Davy, who celebrates his 63rd birthday on December 30, spoke to The Diary from snowy and extremely Christmassy Harrisburg, Pennsylvania, where he has a grand 20-room house, a stable of race horses and even his own race track. But that's not where he will be unwrapping his presents.
"I'll be on the beach in Miami on Christmas Day," says the perky pop star. "I'll be spending some time with my girlfriend's family."
Jones, who has four daughters from a previous marriage in the UK, has, for the past two years, been with 31-year old Jessica Pacheco, a Cuban-American actress and flamenco dancer.
"She's a great girl," he says. "She takes care of me and we're just having a wonderful time together, travelling and working."
They will be taking a couple of Jones's horses down to Florida to compete in race meets. All of which is a world away from childhood in Manchester, though it's here that Openshaw-born Davy first fell for his four-legged friends.
"My dad took me down to Manchester racecourse when we were deciding what I'd do as a little 13-year old," says Davy. "When I was 14, I spent the school holiday at the stables and it's been a passion ever since."
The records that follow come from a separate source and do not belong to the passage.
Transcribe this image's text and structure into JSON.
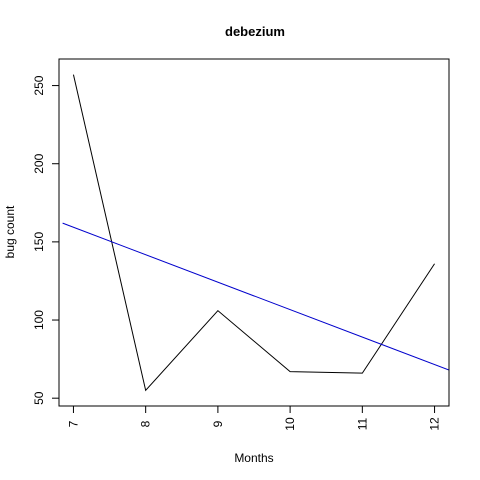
{
  "chart_data": {
    "type": "line",
    "title": "debezium",
    "xlabel": "Months",
    "ylabel": "bug count",
    "x": [
      7,
      8,
      9,
      10,
      11,
      12
    ],
    "series": [
      {
        "values": [
          257,
          55,
          106,
          67,
          66,
          136
        ],
        "color": "#000000"
      }
    ],
    "trend_line": {
      "x": [
        6.85,
        12.2
      ],
      "y": [
        162,
        68
      ],
      "color": "#0000cc"
    },
    "xticks": [
      7,
      8,
      9,
      10,
      11,
      12
    ],
    "yticks": [
      50,
      100,
      150,
      200,
      250
    ],
    "xlim": [
      6.8,
      12.2
    ],
    "ylim": [
      45,
      267
    ],
    "grid": false
  }
}
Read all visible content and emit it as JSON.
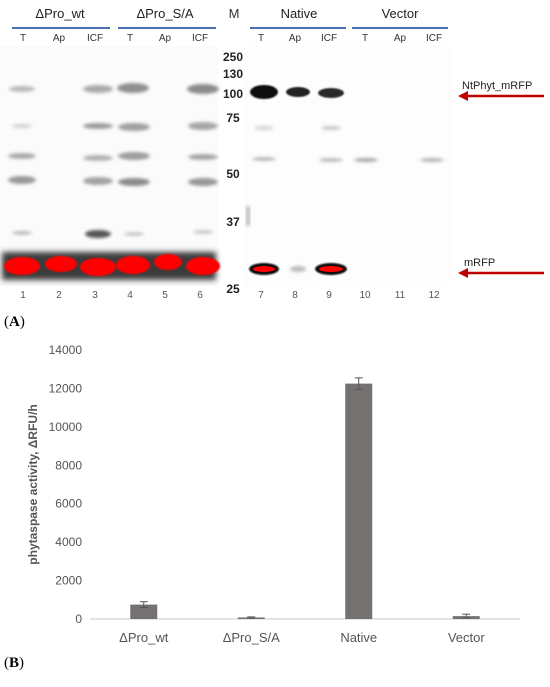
{
  "blot": {
    "groups": [
      {
        "name": "ΔPro_wt",
        "lanes": [
          "T",
          "Ap",
          "ICF"
        ]
      },
      {
        "name": "ΔPro_S/A",
        "lanes": [
          "T",
          "Ap",
          "ICF"
        ]
      },
      {
        "name": "Native",
        "lanes": [
          "T",
          "Ap",
          "ICF"
        ]
      },
      {
        "name": "Vector",
        "lanes": [
          "T",
          "Ap",
          "ICF"
        ]
      }
    ],
    "marker_header": "M",
    "markers": [
      "250",
      "130",
      "100",
      "75",
      "50",
      "37",
      "25"
    ],
    "lane_numbers": [
      "1",
      "2",
      "3",
      "4",
      "5",
      "6",
      "7",
      "8",
      "9",
      "10",
      "11",
      "12"
    ],
    "annotations": {
      "top": "NtPhyt_mRFP",
      "bottom": "mRFP"
    },
    "arrow_color": "#c00000",
    "band_color": "#ff0000"
  },
  "panel_labels": {
    "a": "A",
    "b": "B"
  },
  "chart_data": {
    "type": "bar",
    "categories": [
      "ΔPro_wt",
      "ΔPro_S/A",
      "Native",
      "Vector"
    ],
    "values": [
      750,
      80,
      12250,
      150
    ],
    "errors": [
      150,
      30,
      300,
      100
    ],
    "ylabel": "phytaspase activity, ΔRFU/h",
    "ylim": [
      0,
      14000
    ],
    "yticks": [
      "0",
      "2000",
      "4000",
      "6000",
      "8000",
      "10000",
      "12000",
      "14000"
    ],
    "bar_color": "#767171",
    "grid": false
  }
}
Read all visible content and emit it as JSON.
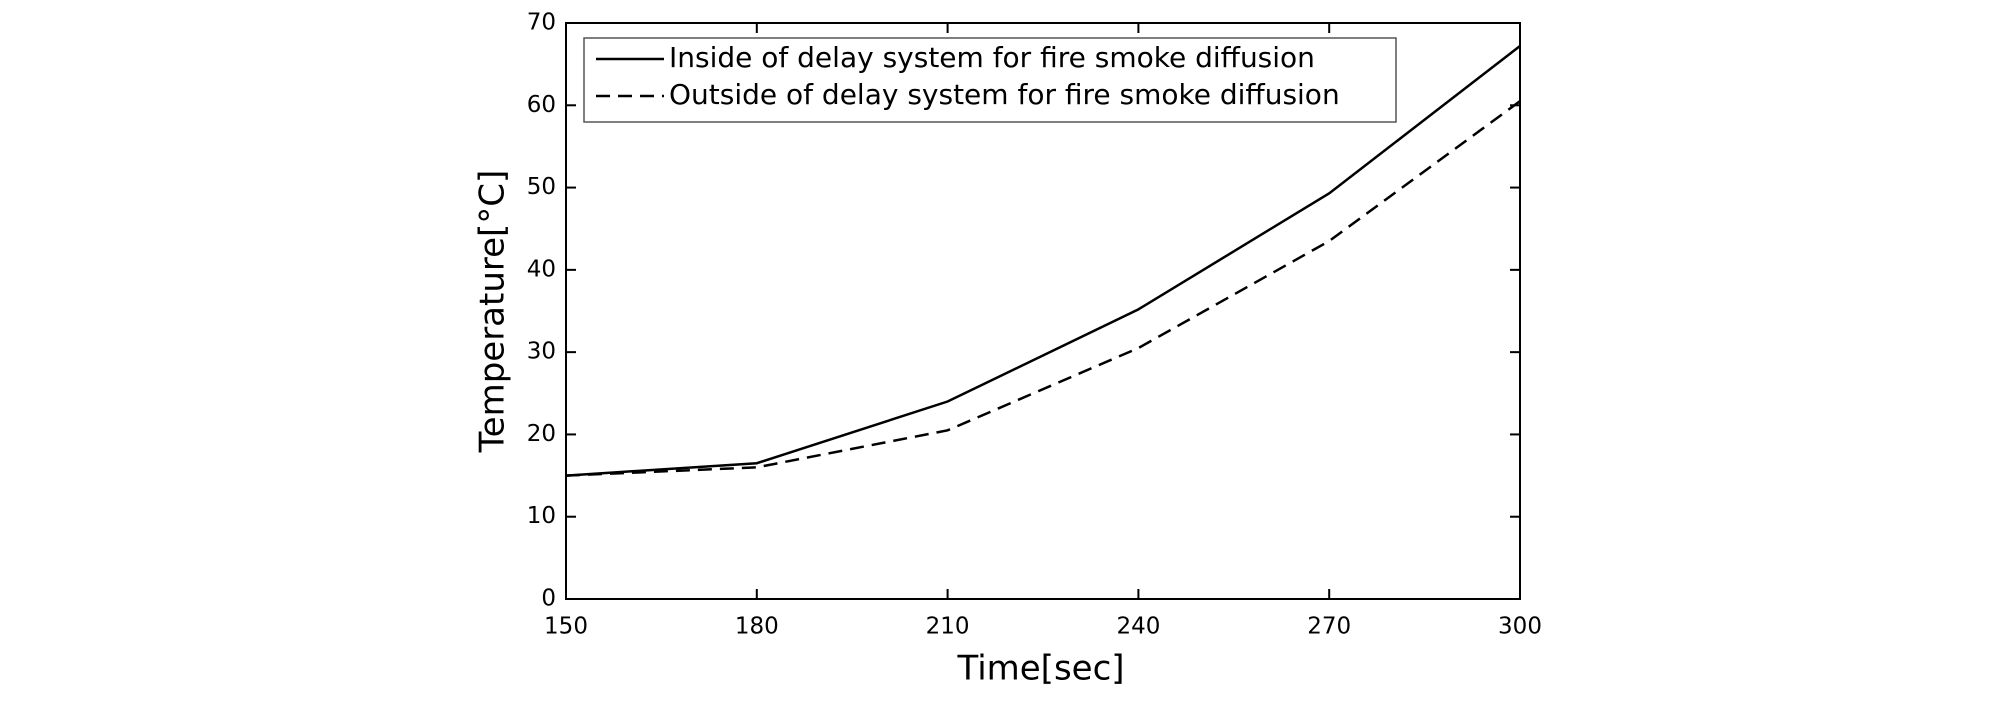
{
  "chart_data": {
    "type": "line",
    "x": [
      150,
      180,
      210,
      240,
      270,
      300
    ],
    "series": [
      {
        "name": "Inside of delay system for fire smoke diffusion",
        "color": "#000000",
        "dash": "solid",
        "values": [
          15,
          16.5,
          24,
          35.2,
          49.3,
          67.2
        ]
      },
      {
        "name": "Outside of delay system for fire smoke diffusion",
        "color": "#000000",
        "dash": "dashed",
        "values": [
          15,
          16,
          20.5,
          30.5,
          43.5,
          60.5
        ]
      }
    ],
    "xlabel": "Time[sec]",
    "ylabel": "Temperature[°C]",
    "xlim": [
      150,
      300
    ],
    "xticks": [
      150,
      180,
      210,
      240,
      270,
      300
    ],
    "ylim": [
      0,
      70
    ],
    "yticks": [
      0,
      10,
      20,
      30,
      40,
      50,
      60,
      70
    ],
    "grid": false,
    "legend": "upper left"
  }
}
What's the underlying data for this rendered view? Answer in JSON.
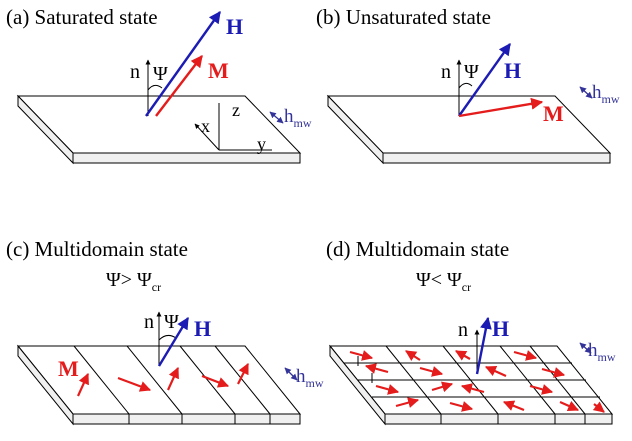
{
  "panels": [
    {
      "id": "a",
      "caption": "(a) Saturated state",
      "n_label": "n",
      "psi_label": "Ψ",
      "h_label": "H",
      "m_label": "M",
      "hmw_main": "h",
      "hmw_sub": "mw",
      "axes": {
        "z": "z",
        "x": "x",
        "y": "y"
      }
    },
    {
      "id": "b",
      "caption": "(b) Unsaturated state",
      "n_label": "n",
      "psi_label": "Ψ",
      "h_label": "H",
      "m_label": "M",
      "hmw_main": "h",
      "hmw_sub": "mw"
    },
    {
      "id": "c",
      "caption": "(c) Multidomain state",
      "condition_main": "Ψ> Ψ",
      "condition_sub": "cr",
      "n_label": "n",
      "psi_label": "Ψ",
      "h_label": "H",
      "m_label": "M",
      "hmw_main": "h",
      "hmw_sub": "mw"
    },
    {
      "id": "d",
      "caption": "(d) Multidomain state",
      "condition_main": "Ψ< Ψ",
      "condition_sub": "cr",
      "n_label": "n",
      "h_label": "H",
      "hmw_main": "h",
      "hmw_sub": "mw"
    }
  ],
  "colors": {
    "h_vector": "#1c1cb4",
    "m_vector": "#e41c1c",
    "hmw": "#333399",
    "black": "#000000"
  }
}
He has had to juggle that passion with an acting career - he was Ena Sharples's grandson in Coronation Street - and then life with The Monkees, the madcap, made-for-TV pop group derided by some as a "Prefab Four" despite racking up a string of hits. The band split in 1970 but have had several reunion tours up until 2002.
Davy still has family in Denton and Stockport, still keeps in touch with pals from Varna Street Secondary Modern, Openshaw, and still follows Manchester United from afar.
"I bought a ball at auction with Beckham on it and all the team when they won the big three, and it's going in my museum in Pennsylvania," he says. "I have an old church I have turned into a memorabilia museum and a sort of theatre."
Jones is still busy performing standards, show tunes and, yes, Monkees' hits across the USA. As for the prospect of all the Monkees doing it once more for old time's sake, he says: "We're all well into our sixties now. It would be a bit pathetic seeing us out there trying to do that."